Suppose there are three positive integers $a,b,c$ such that the product of any two is one less than an integer squared, i.e., $$\begin{align} ab+1=x^2\\ ac+1=y^2\\ bc+1=z^2 \end{align}$$ Then is it true that there exists a fourth positive integer $d$ such that its product with any of the first three is also one less than a square, i.e. $$\begin{align} ad+1=w^2\\ bd+1=u^2\\ cd+1=v^2 \end{align}$$
I tried factorizing the expressions but it did not prove to be of much help. Like we can say that $ab=(x+1)(x-1)$ and similarly for all expressions. Any help is greatly appreciated.
EDIT
A triplet satisfying $(a,b,c)$ is $(1,3,8)$ and the value of $d$ in this case is $120$. As far as I know, this is an old and very interesting problem and many famous mathematicians had attacked this problem but I guess none of them gave a detailed proof or maybe I don't know about it.
It turns out that this is a classical topic in number theory.

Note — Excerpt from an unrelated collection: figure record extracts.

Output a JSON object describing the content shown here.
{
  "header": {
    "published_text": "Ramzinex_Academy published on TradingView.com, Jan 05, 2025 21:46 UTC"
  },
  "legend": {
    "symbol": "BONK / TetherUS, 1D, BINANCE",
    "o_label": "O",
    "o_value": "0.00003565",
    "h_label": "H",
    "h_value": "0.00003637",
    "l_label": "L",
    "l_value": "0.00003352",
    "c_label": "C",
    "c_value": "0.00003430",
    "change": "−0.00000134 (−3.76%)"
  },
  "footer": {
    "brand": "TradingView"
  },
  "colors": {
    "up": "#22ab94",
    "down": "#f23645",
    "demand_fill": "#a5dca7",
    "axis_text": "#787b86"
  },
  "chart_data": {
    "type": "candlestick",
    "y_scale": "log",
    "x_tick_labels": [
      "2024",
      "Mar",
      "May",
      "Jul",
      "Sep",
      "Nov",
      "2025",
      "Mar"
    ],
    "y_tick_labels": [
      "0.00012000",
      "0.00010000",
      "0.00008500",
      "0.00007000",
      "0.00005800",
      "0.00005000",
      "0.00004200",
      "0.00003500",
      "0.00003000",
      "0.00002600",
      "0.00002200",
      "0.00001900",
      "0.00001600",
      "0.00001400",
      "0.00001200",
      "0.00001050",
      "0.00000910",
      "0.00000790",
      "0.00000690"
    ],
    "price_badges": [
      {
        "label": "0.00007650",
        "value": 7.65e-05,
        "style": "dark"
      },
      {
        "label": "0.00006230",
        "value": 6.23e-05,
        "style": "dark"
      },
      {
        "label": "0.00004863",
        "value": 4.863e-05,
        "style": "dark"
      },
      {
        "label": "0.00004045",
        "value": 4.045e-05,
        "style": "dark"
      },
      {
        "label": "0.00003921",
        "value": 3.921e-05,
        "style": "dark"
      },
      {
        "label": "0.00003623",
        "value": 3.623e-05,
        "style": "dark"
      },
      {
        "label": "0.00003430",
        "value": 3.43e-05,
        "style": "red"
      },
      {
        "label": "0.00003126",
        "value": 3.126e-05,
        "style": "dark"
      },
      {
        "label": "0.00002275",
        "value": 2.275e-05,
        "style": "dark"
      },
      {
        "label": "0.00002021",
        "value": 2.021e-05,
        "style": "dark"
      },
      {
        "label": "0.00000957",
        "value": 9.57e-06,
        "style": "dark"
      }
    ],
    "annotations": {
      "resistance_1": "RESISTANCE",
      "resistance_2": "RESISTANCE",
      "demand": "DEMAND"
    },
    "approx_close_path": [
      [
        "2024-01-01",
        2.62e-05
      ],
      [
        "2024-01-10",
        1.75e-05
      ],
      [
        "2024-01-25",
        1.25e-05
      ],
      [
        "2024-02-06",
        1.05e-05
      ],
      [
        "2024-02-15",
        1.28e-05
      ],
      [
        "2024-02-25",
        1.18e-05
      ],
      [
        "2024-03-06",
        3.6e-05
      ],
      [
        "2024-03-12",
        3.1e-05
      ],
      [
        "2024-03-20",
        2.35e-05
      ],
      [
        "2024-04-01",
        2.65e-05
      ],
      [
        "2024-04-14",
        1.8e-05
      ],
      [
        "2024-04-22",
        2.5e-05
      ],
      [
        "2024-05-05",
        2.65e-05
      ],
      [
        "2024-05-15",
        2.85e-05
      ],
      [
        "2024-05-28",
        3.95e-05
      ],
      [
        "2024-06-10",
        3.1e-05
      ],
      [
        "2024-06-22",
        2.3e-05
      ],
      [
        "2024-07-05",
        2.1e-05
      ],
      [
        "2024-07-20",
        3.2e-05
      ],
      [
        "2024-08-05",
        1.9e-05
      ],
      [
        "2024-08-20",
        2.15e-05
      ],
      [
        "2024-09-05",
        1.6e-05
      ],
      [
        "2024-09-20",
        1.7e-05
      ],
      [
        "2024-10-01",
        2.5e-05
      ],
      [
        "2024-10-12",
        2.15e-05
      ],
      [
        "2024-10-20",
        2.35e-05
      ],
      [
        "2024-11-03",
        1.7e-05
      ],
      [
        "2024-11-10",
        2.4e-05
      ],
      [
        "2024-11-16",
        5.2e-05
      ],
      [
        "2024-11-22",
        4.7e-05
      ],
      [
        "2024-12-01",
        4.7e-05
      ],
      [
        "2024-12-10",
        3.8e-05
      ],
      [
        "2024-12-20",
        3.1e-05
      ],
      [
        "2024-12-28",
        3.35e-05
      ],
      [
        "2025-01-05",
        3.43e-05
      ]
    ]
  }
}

In the terminology you're seeking, you're asking whether every "Diophantine triple" of positive integers can be extended to a "Diophantine quadruple" of positive integers. And the answer is yes: Arkin, Hoggatt, and Strauss proved in 1979 that (in your notation) you can choose $$ d = a + b + c + 2abc + 2xyz. $$ (It was a well-known conjecture in this field, for example, that there do not exist any Diophantine quintuples of positive integers; this was only proved recently, by He, Togbé, and Ziegler in 2019.)